Man City 4-2 Spurs (Kulusevski 44’, Royal 45+2’ | Alvarez 51’, Haaland 53’, Mahrez 63’ 90′)
An hour after abject misery, during which Pep Guardiola looked towards his bench as if to search for answers that didn’t exist, Manchester City’s manager hugged Ruben Dias on the touchline. Dias was waiting to come on and run down the clock when Riyad Mahrez dinked the ball over Hugo Lloris to seal City’s best 45 minutes of this season. That hug, and the smile that followed it, conveyed it all: relief, vindication, redemption.
Gone in 60 seconds; back in 90. Thursday afternoon brought dark humour from Spurs supporters who reasoned that heavy defeat might at least stop Arsenal from marching to the title. Surely this was the perfect ending then – Arsenal saw flickers of an 11-point lead and then had it reinforced just how hard these next four months will be.
The Premier League is a rampant PR machine, and watching brilliant footballers never gets tiring, but there was something of the family roast dinner organised for 27 December about this fixture. Thursday marked the end of a relentless run of televised fixtures, the 20th of the last 21 days on which a Premier League, FA Cup or EFL Cup game has been shown live. The rotation of “Big Six” fixtures over the last three weeks has left your head spinning.
What we needed was some glorious chaos, two teams who were stinging after taking local derby slaps but who both possessed the perfect weapons to hurt the other and the fragile confidence to make robust self-protection unlikely. With those ingredients, madness and magic are made.

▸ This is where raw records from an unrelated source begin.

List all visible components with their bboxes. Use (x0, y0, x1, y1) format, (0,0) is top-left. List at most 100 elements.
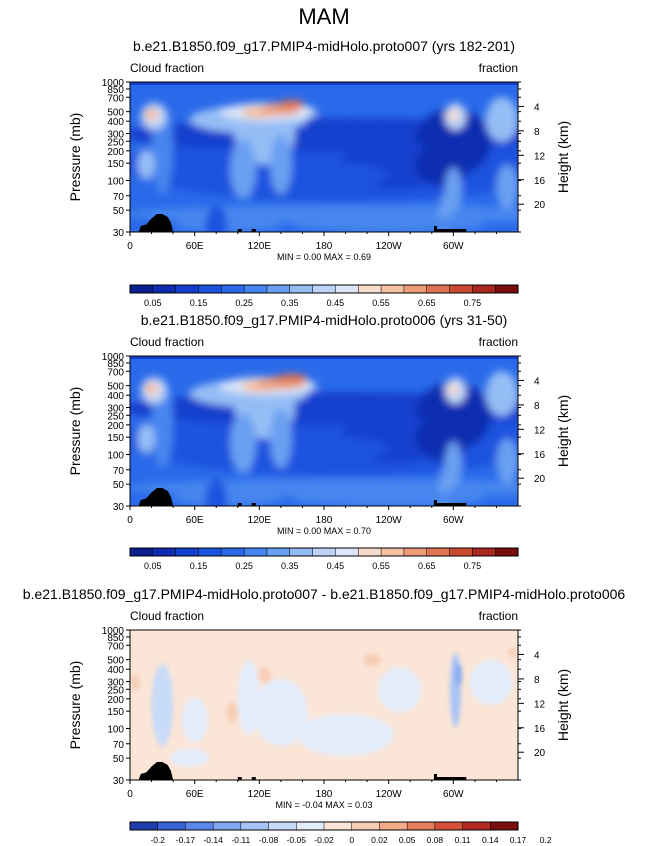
contour-region (230, 413, 257, 473)
field (130, 630, 518, 780)
x-tick-label: 60W (443, 789, 464, 800)
contour-region (259, 435, 389, 463)
terrain-island (251, 229, 256, 232)
colorbar-bin (289, 284, 314, 294)
y-tick-label: 850 (107, 85, 124, 96)
colorbar-bin (357, 547, 382, 557)
y-tick-label: 250 (107, 685, 124, 696)
colorbar-label: 0.14 (482, 835, 499, 845)
contour-region (169, 748, 209, 767)
colorbar-bin (198, 284, 222, 294)
contour-region (447, 383, 459, 395)
y-axis-title-right: Height (km) (555, 669, 571, 741)
terrain-andes (433, 777, 467, 780)
colorbar-label: 0.45 (327, 298, 345, 308)
terrain-island (251, 503, 256, 506)
colorbar-bin (380, 284, 405, 294)
y-tick-label: 300 (107, 678, 124, 689)
terrain-island (251, 777, 256, 780)
colorbar: 0.05 0.15 0.25 0.35 0.45 0.55 0.65 0.75 (129, 284, 519, 308)
colorbar-label: -0.17 (176, 835, 196, 845)
colorbar-bin (426, 284, 451, 294)
x-tick-label: 0 (127, 515, 133, 526)
y-tick-label: 200 (107, 695, 124, 706)
y-tick-label-right: 12 (534, 699, 546, 710)
variable-label: Cloud fraction (130, 61, 204, 75)
contour-region (253, 678, 308, 747)
units-label: fraction (479, 61, 518, 75)
y-tick-label-right: 12 (534, 151, 546, 162)
min-max-stats: MIN = 0.00 MAX = 0.69 (277, 252, 371, 262)
variable-label: Cloud fraction (130, 609, 204, 623)
colorbar-frame (129, 821, 519, 831)
contour-region (291, 217, 486, 232)
colorbar-label: 0.2 (540, 835, 552, 845)
y-tick-label-right: 20 (534, 474, 546, 485)
y-tick-label-right: 20 (534, 200, 546, 211)
x-tick-label: 60E (186, 241, 204, 252)
y-tick-label: 50 (113, 480, 125, 491)
terrain-andes (433, 226, 437, 229)
colorbar-label: 0.05 (399, 835, 416, 845)
y-tick-label-right: 12 (534, 425, 546, 436)
colorbar-bin (434, 821, 464, 831)
colorbar-bin (462, 821, 491, 831)
y-tick-label-right: 16 (534, 450, 546, 461)
x-tick-label: 120W (376, 241, 403, 252)
x-tick-label: 60E (186, 789, 204, 800)
colorbar-label: 0.65 (418, 561, 436, 571)
colorbar-label: 0.17 (510, 835, 527, 845)
y-tick-label: 700 (107, 367, 124, 378)
x-tick-label: 120W (376, 515, 403, 526)
y-tick-label: 1000 (102, 352, 125, 363)
colorbar-bin (129, 547, 154, 557)
colorbar-label: 0.15 (190, 298, 208, 308)
chart-panel-3: b.e21.B1850.f09_g17.PMIP4-midHolo.proto0… (23, 586, 626, 845)
colorbar-bin (240, 821, 270, 831)
colorbar-label: -0.02 (314, 835, 334, 845)
contour-region (237, 660, 260, 735)
colorbar-bin (403, 547, 428, 557)
x-tick-label: 120E (248, 241, 272, 252)
terrain-island (237, 503, 242, 506)
y-tick-label: 400 (107, 391, 124, 402)
colorbar-bin (380, 547, 405, 557)
contour-region (455, 663, 462, 687)
colorbar-bin (266, 284, 291, 294)
colorbar-frame (129, 547, 519, 557)
contour-region (469, 660, 513, 705)
y-tick-label: 200 (107, 421, 124, 432)
colorbar-bin (494, 284, 519, 294)
y-tick-label: 50 (113, 206, 125, 217)
colorbar-bin (406, 821, 436, 831)
y-tick-label: 70 (113, 466, 125, 477)
terrain-africa (138, 214, 174, 232)
x-tick-label: 120E (248, 789, 272, 800)
y-tick-label-right: 16 (534, 724, 546, 735)
colorbar-bin (379, 821, 408, 831)
colorbar-bin (335, 284, 359, 294)
colorbar-label: 0.25 (235, 561, 253, 571)
contour-region (270, 134, 292, 195)
terrain-andes (433, 503, 467, 506)
y-tick-label: 1000 (102, 78, 125, 89)
colorbar-label: -0.05 (287, 835, 307, 845)
y-tick-label-right: 8 (534, 127, 540, 138)
units-label: fraction (479, 609, 518, 623)
colorbar-label: 0.08 (427, 835, 444, 845)
colorbar-bin (449, 547, 473, 557)
colorbar-bin (296, 821, 325, 831)
contour-region (444, 167, 462, 213)
y-axis-title-right: Height (km) (555, 395, 571, 467)
y-tick-label: 700 (107, 641, 124, 652)
contour-region (496, 438, 518, 484)
y-tick-label: 500 (107, 656, 124, 667)
x-tick-label: 180 (316, 241, 333, 252)
field (130, 82, 518, 232)
chart-panel-1: b.e21.B1850.f09_g17.PMIP4-midHolo.proto0… (67, 38, 571, 308)
colorbar-label: 0.05 (144, 298, 162, 308)
colorbar-bin (243, 284, 268, 294)
min-max-stats: MIN = 0.00 MAX = 0.70 (277, 526, 371, 536)
terrain-andes (433, 774, 437, 777)
colorbar-label: 0.65 (418, 298, 436, 308)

There was a period of three or four minutes, immediately after Manchester City’s equaliser, where both sides appeared to have shaken hands on an agreement to play without a midfield and see what happens. Three times Tottenham countered and had at least a one-man advantage on the overlap. Three times a City player stopped the ball as if to ask for calm, only for the mania to begin as soon as they passed that ball on.
We are used to watching a team get booed off when Tottenham are playing; we’re just not used to the moans and groans being directed at someone else. Those boos, aimed at the players and Guardiola too as the half-time whistle sounded, are proof that entitlement is real, but they also reflect what was becoming a sticky situation.
Those problems have not been eliminated. The slow passing, the in-to-out and then out-to-in runs of Erling Haaland without getting the ball, the missed half chances but nothing to fully hang your hat on, given all the possession – all were there in the first half. The sucker punch(es), too. There is a weird Bermuda Triangle into which Manchester City players must sink, because for a team that has so much safe possession they are unforgivably exposed to the counter attack. And if the spaces don’t kill them, foolish mistakes will.
Who knows what changed at half-time. Guardiola did not make personnel or systemic changes, as he had against Chelsea at Stamford Bridge when the substitutes changed the course of the match. Perhaps it was simply a question of mindset. In April 2021, when City fought back against Paris Saint-Germain in the first leg of their Champions League semi-final, Guardiola was philosophical: “Sometimes you need to relax, to be ourselves.”
City found themselves and more. The great nonsense of their slow passing is that Guardiola’s players are proficient and well-drilled enough to pass the ball at a fizzing speed without ceding possession. It is a myth that slower is safer, because that speed brings with it time and space and Manchester City can break your spirit with space before you’ve worked out how they created it out of thin air. This has to be the blueprint.
Signs of something blue and something new. Haaland and Julian Alvarez have now started two Premier League matches together and have now scored seven goals between them. Nottingham Forest were meagre opposition, but this could work as a combination. It’s not that Alvarez and Haaland work as a partnership – quite the opposite. But when two strikers both make intelligent runs, it does offer more than just another controlling passing midfielder might.
And so unthinkably, City end up in a net positive position despite showing another opponent their evident vulnerabilities. If a team that has been relentlessly successful needs to see its downfall in high definition to relearn why this all matters so much, City are back. They’re coming for you. And you. And you.